Rompre les digues de la civilisation

A force de lutter contre les « surmois » comme le dit Manuel Valls – alors que le surmoi, justement, le tabou, forcément, fondent la civilisation-, des dirigeants irresponsables tels que ce Ministre ont exhumé le vieux cercueil de Papi Marcel Déat. Et il nous revient en pleine forme.

Des idéologies mutantes, abominables, y mijotaient et leur fumet nauséeux contaminent la place publique.

Le poisson pourrit par la tête, et tout le corps suit.

La responsabilité est immense de dirigeants cyniques qui jouent avec les sentiments les plus vils, et d’ intellectuels qui par leurs abstractions déshumanisées attisent ces affects .

Car ils donnent le ton, ils donnent un cadre légitime à ce qui était honteux et corseté sévèrement. On se souvient de Heidegger cherchant à faire oublier sa soumission active au nazisme en disant « je ne suis qu’un intellectuel, je suis nul en politique ». Pitoyable défense des criminels de papiers.

Courants de gauche et droite mensongèrement « populaires »

Ainsi, au sein même du Parti socialiste, dont on pensait la culture antiraciste solidement établie, la pseudo droite populaire lepénisée a trouvé une cousine : la gauche dite « populaire ». Populaire signifie pour tous ces gens : xénophobe. C’est désolant, oui, mais c’est ainsi…

Et le premier paradoxe démentiel, c’est que ces gens qui s’affirment populaires ont pour acte fondateur de mépriser le peuple justement, de le rabaisser et de le caricaturer, le réduire, de taire toute dialectique en son sein, toutes contradiction et potentiel de libération des préjugés.

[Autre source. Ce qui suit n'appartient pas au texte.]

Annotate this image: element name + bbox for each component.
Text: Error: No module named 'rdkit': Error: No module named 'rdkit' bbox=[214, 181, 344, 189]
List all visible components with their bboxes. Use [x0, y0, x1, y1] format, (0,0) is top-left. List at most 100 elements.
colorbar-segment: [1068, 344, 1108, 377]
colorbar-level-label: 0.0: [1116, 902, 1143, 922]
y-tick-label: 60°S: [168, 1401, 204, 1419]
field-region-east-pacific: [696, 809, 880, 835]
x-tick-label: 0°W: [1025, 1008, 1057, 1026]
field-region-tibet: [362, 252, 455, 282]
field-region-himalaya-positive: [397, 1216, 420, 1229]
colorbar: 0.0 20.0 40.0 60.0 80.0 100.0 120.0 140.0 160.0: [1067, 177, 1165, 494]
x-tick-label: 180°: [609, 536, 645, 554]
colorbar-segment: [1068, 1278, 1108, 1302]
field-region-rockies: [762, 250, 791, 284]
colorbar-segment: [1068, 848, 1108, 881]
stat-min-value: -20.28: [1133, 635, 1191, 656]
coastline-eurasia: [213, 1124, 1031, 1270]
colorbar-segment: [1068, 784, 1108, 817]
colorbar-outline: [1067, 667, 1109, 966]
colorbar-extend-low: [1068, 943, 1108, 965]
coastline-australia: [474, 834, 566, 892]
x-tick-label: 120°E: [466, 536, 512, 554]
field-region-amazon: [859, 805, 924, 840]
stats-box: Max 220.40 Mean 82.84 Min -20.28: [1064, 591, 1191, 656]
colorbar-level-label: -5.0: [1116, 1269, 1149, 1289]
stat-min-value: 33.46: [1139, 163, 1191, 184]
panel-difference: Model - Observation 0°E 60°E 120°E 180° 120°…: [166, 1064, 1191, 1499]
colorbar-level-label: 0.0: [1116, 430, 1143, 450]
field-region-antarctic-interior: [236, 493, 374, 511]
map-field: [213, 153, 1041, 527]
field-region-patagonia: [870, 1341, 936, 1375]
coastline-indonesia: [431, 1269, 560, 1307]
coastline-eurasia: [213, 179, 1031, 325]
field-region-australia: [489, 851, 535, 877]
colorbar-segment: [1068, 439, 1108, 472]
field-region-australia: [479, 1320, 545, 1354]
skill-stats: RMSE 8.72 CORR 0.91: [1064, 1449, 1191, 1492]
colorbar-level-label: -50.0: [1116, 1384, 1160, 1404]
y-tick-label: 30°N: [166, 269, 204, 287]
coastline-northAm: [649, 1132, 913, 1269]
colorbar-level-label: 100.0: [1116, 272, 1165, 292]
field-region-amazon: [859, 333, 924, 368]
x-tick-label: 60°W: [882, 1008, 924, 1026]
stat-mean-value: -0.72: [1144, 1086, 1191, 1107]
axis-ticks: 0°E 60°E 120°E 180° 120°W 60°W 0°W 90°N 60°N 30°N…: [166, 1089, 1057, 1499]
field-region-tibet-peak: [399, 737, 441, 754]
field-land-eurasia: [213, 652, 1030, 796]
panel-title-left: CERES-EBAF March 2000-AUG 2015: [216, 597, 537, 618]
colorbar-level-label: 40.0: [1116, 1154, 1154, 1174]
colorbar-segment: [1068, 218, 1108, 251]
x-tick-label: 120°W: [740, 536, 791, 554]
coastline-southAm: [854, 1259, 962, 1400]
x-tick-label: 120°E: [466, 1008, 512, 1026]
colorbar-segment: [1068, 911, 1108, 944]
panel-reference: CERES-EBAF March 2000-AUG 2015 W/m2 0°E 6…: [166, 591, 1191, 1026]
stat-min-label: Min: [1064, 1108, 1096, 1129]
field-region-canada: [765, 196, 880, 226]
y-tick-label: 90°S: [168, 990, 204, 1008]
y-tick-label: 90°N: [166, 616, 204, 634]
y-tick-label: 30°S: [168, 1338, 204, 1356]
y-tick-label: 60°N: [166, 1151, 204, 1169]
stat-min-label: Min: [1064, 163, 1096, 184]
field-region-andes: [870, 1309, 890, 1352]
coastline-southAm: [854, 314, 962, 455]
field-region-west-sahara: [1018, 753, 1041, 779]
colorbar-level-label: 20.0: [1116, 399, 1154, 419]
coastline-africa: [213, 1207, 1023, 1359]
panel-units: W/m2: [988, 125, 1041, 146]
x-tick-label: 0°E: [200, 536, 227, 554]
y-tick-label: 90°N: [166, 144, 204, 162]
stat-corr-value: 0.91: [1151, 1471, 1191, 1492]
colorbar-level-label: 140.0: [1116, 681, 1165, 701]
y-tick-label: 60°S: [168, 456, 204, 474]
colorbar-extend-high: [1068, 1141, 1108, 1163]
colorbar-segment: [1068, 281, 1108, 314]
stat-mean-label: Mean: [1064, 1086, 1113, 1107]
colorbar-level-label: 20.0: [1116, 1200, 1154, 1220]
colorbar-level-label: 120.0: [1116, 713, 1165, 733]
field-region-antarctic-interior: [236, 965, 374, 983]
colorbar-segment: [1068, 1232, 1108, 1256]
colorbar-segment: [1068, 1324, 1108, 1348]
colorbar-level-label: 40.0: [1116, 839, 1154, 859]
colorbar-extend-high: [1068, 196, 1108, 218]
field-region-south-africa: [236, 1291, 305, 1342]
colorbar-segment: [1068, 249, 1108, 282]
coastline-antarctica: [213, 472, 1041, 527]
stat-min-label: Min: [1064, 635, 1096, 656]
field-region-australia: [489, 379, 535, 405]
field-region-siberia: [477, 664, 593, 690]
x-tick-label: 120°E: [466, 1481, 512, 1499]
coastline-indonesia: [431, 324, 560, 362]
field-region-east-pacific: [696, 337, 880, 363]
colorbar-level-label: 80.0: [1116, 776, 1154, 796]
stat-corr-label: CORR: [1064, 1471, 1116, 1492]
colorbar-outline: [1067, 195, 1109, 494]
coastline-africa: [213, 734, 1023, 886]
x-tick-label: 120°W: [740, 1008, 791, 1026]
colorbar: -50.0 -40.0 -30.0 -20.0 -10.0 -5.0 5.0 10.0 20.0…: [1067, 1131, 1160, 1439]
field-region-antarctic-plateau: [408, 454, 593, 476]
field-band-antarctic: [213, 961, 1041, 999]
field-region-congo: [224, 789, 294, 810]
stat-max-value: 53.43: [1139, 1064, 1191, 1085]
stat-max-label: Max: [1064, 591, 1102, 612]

Gauche et droite dites populaires n’ont rien de populaire, comme le national socialisme (dont ils ne sont pas à ce jour, mais Déat et Doriot ont aussi connu de lentes évolutions vers le pire, et je ne parierai rien sur l’avenir) n’était ni national (il a tué des millions d’allemands et détruit le pays), ni socialiste évidemment.

Le peuple c’est tout, son contraire, et le contraire de son contraire : le hooliganisme et la décence ordinaire dépeinte par Georges Orwell, le racisme le plus stupide et le travail magnifique de milliers de bénévoles qui se fichent de savoir si les gamins s’appellent Farid ou Laurent. Des infirmières qui votent FN se tueraient à la tâche pour sauver un gamin algérien, et le meilleur pote de leur mari qui vote Marine peut s’appeler Farid.

Dans toutes les formations fascisantes, il y a eu une pseudo aile gauche. Les S.A liquidées lors de la nuit des longs couteaux. Ce phénomène est lié au caractère volontairement attrape tout du fascisme, à cette escroquerie d’une « troisième voie » qui réconcilierait tout le monde autour d’une nation unanime, épurée de ses parasites. Il se trouve que ces fractions sont parfois, par d’étranges convulsions de la vie politique et le chaos des trajectoires individuelles, disséminées dans le champ politique. On trouve des rouges bruns de tous temps, et désormais des roses bruns. Aberrations d’une démocratie malade.

Un mélange de cyniques, de bas du front, d’intellectuels gérant leur malaise social

Les profils de ces gens sont multiples. Une première source est un malentendu : pour certains, le fait d’être de gauche n’est pas lié à un sentiment profond de justice, mais à du ressentiment profond. On jalouse le riche, on voudrait sa place (on jalouse aussi le type cultivé, la femme qui a pris des responsabilités, et l’homosexuel qui est évidemment toujours riche). On ne veut pas au fond changer la société mais on souffre de sa propre place. On est perdant dans un jeu qui au fond est adulé. C’est une forme vulgaire de rouge rose brun. Elle est décelable dans ses passages brusques du vote communiste au vote FN qui étonnait tant dans les années 80. Nietzsche, avec tous ses défauts insensés, avait pointé cet homme du ressentiment, tenaillé par l’esprit revanchard, envieux, dangereux. Loin de toute prodigalité. Ces caractères ont besoin d’exutoire. Et quand la perspective de s’en prendre au riche s’effondre, comme aujourd’hui (car la gauche a abandonné son combat historique pour l’égalité), ils tournent leur vindicte vers le pauvre, vers l’étranger, qu’ils parent de tous les défauts : des canailles, des voleurs par essence, des pillards d’allocations (même quand ils n’y ont pas droit comme les roms). Un ennemi chasse l’autre, mais c’est toujours la même pulsion noire qui est là. Le voleur de poules a remplacé dans leur cœur moisi le voleur de plus value.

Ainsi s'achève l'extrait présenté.